Ultimately, both methods will get your food cooked, but each one has its own pros and cons. It comes down to what you’re looking for. Get the breakdown on what each grill type is best for, so you know which best suits your needs:
Charcoal adds smoky flavour but takes time, so it’s better for relaxed weekends—think of it as Zen barbecue: Pour yourself a cold one and enjoy the journey.
Set up the charcoal (a chimney makes this quick and easy), get it burning, then wait for it to simmer down. The coals should be completely covered with grey ash. Ideally, when pouring the coals from the chimney or setting them up in the grill bowl, heap them on one side so you’ll have a hotter side and a slightly-less-hot side. This way you can move your meats around for precise cooking.

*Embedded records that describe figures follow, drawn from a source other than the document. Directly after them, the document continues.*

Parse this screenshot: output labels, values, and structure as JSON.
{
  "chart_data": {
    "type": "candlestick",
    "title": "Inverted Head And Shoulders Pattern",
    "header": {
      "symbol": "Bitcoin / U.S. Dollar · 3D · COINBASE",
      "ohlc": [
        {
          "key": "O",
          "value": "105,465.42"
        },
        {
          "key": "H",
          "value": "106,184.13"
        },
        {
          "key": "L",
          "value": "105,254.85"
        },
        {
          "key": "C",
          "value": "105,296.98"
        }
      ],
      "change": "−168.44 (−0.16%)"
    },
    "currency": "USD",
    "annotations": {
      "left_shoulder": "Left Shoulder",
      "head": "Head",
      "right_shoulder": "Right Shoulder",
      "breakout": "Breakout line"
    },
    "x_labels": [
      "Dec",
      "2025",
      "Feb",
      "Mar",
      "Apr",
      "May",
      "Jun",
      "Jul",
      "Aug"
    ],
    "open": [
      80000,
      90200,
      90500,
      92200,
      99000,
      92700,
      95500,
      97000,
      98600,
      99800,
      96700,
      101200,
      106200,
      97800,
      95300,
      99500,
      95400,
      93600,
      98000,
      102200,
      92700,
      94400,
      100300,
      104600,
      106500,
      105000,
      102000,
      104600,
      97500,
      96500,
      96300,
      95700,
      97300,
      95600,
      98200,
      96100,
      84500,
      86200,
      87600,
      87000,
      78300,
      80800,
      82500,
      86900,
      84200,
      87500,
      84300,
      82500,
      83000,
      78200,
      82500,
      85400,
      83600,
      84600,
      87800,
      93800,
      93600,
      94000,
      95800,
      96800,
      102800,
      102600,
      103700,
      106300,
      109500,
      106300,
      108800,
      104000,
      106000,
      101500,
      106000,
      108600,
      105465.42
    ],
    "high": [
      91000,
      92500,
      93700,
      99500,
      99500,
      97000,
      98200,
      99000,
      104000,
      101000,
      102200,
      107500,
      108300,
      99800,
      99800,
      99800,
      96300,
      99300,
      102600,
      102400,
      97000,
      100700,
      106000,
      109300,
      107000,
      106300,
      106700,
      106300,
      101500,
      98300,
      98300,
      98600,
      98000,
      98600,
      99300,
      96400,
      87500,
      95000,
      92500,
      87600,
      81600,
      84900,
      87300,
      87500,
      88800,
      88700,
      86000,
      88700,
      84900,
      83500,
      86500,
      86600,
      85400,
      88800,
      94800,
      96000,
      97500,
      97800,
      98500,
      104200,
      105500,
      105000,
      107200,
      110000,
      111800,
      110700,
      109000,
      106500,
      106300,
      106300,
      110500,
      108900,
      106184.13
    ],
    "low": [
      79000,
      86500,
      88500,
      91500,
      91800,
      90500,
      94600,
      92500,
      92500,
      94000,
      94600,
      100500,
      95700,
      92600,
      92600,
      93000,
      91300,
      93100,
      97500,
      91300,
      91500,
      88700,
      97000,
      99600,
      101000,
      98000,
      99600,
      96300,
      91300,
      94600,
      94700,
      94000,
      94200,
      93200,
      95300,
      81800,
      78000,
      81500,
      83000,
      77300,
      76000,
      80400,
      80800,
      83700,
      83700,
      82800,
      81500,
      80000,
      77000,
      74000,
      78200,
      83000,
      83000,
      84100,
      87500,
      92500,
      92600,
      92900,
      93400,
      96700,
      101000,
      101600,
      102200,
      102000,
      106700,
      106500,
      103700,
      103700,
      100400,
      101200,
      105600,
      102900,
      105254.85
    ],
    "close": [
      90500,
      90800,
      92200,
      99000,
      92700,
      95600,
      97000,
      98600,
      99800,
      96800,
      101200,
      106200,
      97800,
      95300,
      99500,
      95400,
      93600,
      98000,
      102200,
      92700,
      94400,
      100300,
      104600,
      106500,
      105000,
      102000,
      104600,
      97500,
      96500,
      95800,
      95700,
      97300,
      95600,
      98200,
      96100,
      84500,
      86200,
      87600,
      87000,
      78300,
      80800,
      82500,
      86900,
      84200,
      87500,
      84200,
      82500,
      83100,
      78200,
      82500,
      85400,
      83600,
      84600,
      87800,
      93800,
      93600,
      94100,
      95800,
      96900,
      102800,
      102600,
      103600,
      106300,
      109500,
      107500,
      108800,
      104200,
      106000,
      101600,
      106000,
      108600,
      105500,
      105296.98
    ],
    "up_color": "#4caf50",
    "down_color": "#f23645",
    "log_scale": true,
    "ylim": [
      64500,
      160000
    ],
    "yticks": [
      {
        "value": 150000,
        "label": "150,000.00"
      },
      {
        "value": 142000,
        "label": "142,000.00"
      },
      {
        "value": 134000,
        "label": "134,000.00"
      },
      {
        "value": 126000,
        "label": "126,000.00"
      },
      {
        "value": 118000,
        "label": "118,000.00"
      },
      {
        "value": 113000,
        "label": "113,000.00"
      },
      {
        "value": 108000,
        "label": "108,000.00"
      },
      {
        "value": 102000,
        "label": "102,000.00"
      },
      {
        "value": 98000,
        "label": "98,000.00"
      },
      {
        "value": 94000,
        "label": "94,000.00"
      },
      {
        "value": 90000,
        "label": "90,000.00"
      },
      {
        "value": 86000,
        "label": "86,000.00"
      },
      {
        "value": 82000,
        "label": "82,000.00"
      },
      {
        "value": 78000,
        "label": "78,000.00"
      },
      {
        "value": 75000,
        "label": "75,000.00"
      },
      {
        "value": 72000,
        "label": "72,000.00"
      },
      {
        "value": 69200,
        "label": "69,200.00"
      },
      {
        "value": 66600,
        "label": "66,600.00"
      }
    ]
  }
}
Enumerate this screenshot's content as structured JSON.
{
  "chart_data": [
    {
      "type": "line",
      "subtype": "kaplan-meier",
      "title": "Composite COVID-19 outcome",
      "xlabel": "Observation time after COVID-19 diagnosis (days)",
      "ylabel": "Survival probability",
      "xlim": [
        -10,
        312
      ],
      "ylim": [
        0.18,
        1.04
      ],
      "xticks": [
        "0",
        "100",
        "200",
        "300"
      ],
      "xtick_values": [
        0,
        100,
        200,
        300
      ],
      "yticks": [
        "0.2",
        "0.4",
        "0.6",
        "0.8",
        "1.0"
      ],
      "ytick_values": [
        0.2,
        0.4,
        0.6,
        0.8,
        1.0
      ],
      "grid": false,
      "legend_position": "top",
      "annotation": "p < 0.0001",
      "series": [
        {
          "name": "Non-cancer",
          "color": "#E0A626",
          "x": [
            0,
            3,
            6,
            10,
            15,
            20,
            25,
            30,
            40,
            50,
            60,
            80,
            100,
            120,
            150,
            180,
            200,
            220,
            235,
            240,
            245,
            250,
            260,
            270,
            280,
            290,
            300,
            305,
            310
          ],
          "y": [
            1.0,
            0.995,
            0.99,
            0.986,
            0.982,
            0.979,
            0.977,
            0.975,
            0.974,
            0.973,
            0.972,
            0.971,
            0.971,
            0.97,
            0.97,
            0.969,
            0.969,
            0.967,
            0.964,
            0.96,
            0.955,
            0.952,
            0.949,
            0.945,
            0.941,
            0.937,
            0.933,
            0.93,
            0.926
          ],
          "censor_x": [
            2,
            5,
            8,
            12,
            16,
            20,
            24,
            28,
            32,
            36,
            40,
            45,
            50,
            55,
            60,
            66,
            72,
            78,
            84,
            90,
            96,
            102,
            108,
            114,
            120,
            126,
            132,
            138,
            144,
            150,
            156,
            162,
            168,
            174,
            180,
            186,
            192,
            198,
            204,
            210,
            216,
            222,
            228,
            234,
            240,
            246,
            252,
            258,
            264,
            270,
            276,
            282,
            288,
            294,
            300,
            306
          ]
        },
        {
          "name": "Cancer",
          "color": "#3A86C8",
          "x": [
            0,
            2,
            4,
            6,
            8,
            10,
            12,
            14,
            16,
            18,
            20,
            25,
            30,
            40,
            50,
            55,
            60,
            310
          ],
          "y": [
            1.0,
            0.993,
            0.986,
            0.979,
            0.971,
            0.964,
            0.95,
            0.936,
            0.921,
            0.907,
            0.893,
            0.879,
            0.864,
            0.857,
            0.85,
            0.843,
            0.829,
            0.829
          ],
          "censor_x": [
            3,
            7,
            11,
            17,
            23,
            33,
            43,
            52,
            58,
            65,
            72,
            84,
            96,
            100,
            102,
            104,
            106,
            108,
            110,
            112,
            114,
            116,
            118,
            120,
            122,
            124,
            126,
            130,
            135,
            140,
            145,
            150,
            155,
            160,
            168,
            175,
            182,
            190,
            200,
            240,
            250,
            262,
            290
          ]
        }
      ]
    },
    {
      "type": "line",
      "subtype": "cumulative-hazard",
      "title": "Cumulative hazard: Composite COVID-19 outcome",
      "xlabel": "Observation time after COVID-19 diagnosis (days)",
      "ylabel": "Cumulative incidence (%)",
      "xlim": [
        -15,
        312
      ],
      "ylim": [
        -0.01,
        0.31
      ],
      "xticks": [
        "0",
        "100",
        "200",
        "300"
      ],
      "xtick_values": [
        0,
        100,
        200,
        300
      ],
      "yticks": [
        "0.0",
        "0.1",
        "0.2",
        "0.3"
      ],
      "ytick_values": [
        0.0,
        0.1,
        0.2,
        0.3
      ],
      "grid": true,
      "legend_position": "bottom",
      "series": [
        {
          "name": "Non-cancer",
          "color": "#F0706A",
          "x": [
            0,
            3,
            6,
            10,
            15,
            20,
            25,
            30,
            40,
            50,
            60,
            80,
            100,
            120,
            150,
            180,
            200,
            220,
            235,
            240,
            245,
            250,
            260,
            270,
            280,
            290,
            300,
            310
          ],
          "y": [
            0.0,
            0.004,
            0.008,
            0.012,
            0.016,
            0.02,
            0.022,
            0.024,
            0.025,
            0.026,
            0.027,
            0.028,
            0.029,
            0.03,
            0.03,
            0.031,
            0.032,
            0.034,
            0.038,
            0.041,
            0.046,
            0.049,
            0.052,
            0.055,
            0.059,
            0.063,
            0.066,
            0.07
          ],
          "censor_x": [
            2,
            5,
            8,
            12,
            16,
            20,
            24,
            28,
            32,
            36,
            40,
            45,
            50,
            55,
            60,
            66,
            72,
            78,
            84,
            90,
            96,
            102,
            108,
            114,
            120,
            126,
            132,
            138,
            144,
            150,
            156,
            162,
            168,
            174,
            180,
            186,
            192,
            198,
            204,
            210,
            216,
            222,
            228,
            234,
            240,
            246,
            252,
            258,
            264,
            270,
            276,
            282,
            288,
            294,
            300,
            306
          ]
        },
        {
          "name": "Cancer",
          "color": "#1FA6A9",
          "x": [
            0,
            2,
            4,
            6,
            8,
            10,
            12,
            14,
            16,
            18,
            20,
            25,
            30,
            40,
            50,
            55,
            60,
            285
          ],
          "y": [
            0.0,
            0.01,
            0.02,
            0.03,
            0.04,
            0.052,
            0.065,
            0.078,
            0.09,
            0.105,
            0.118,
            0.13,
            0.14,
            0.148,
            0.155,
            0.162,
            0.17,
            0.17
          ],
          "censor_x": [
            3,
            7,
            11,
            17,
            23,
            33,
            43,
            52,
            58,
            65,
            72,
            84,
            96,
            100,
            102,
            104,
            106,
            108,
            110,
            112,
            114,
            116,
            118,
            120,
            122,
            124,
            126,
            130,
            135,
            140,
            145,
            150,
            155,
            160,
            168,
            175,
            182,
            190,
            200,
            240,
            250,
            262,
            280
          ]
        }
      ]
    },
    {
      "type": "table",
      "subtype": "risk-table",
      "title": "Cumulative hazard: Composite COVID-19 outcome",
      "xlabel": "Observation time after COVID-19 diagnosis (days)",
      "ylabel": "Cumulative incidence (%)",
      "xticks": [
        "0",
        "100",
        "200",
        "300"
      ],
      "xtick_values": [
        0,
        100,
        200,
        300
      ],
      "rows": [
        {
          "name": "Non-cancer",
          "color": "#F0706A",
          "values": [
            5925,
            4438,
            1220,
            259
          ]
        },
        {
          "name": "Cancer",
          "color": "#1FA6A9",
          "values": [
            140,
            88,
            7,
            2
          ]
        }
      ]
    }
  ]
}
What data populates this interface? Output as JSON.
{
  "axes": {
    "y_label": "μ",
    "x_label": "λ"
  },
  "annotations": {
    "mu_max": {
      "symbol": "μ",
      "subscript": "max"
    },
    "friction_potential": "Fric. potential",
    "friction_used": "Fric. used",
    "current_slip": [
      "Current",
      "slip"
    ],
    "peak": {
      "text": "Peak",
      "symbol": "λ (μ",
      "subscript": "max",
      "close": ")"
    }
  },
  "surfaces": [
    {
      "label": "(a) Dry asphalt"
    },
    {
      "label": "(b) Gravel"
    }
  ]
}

Best on charcoal: steaks, burgers, chicken pieces, ribs.
Propane gas barbecues are quick and easy, perfect for weeknight meals and last-minute parties. Preheat the grill for about 10 to 15 minutes (or until the bbq thermometer is at its highest level.) Then scrub the grill clean and you’re good to get grilling.
Hot tip: Worried that you’re about to run out of gas? Pour a jug of hot water over the propane tank, then have a feel. Cool areas are still full of gas.
Best on gas: chicken breasts, shrimp, fish, vegetables.